Alternative Treatments (Limited Evidence)

Mineralocorticoid receptor antagonists (particularly eplerenone) show the highest quality evidence among oral medications, though none demonstrate robust efficacy. 4 These may be considered when PDT is unavailable or as adjunctive therapy. 1

High-density subthreshold micropulse laser has been studied but shows inferior results compared to half-dose PDT in both focal and diffuse phenotypes of chronic CSC. 1

Selective retina therapy (SRT) has shown variable results (19-100% resolution rates) in retrospective studies, with one RCT showing 55% resolution versus 35% in sham controls at 3 months. 1 However, the evidence quality is insufficient to recommend it over PDT.

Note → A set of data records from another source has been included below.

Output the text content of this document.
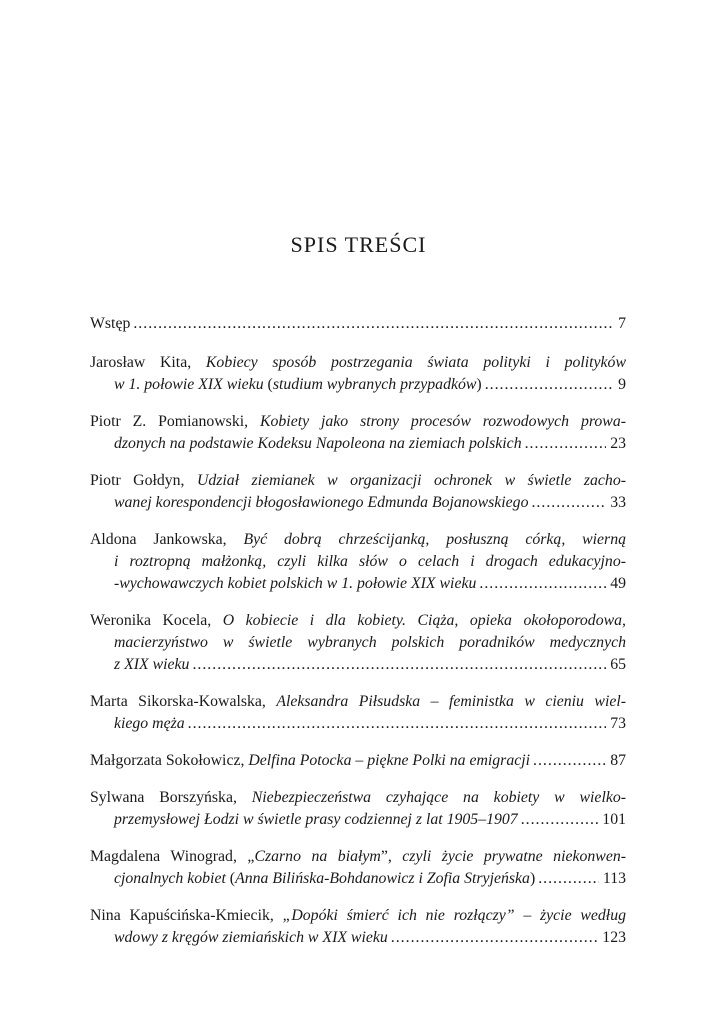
SPIS TREŚCI
Wstęp .....	7
Jarosław Kita, Kobiecy sposób postrzegania świata polityki i polityków
w 1. połowie XIX wieku (studium wybranych przypadków) .....	9
Piotr Z. Pomianowski, Kobiety jako strony procesów rozwodowych prowa-
dzonych na podstawie Kodeksu Napoleona na ziemiach polskich .....	23
Piotr Gołdyn, Udział ziemianek w organizacji ochronek w świetle zacho-
wanej korespondencji błogosławionego Edmunda Bojanowskiego .....	33
Aldona Jankowska, Być dobrą chrześcijanką, posłuszną córką, wierną
i roztropną małżonką, czyli kilka słów o celach i drogach edukacyjno-
-wychowawczych kobiet polskich w 1. połowie XIX wieku .....	49
Weronika Kocela, O kobiecie i dla kobiety. Ciąża, opieka okołoporodowa,
macierzyństwo w świetle wybranych polskich poradników medycznych
z XIX wieku .....	65
Marta Sikorska-Kowalska, Aleksandra Piłsudska – feministka w cieniu wiel-
kiego męża .....	73
Małgorzata Sokołowicz, Delfina Potocka – piękne Polki na emigracji .....	87
Sylwana Borszyńska, Niebezpieczeństwa czyhające na kobiety w wielko-
przemysłowej Łodzi w świetle prasy codziennej z lat 1905–1907 .....	101
Magdalena Winograd, „Czarno na białym”, czyli życie prywatne niekonwen-
cjonalnych kobiet (Anna Bilińska-Bohdanowicz i Zofia Stryjeńska) .....	113
Nina Kapuścińska-Kmiecik, „Dopóki śmierć ich nie rozłączy” – życie według
wdowy z kręgów ziemiańskich w XIX wieku .....	123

Critical Clinical Pitfalls

Do not delay treatment beyond 4 months in acute CSC if outer segment atrophy or granular debris is present, as prolonged detachment leads to irreversible photoreceptor damage. 1

Do not use thermal laser photocoagulation to treat underlying choroidal abnormalities in acute CSC—only focal leakage points away from the fovea. 1

Always exclude MNV with multimodal imaging (OCT-A, FA, ICGA) before treating persistent or recurrent SRF, as MNV requires anti-VEGF therapy rather than PDT alone. 1

Recognize that spontaneous resolution can occur in up to 30% of chronic CSC cases, making interpretation of uncontrolled studies unreliable. 1 This underscores the importance of evidence-based treatment decisions prioritizing large RCTs.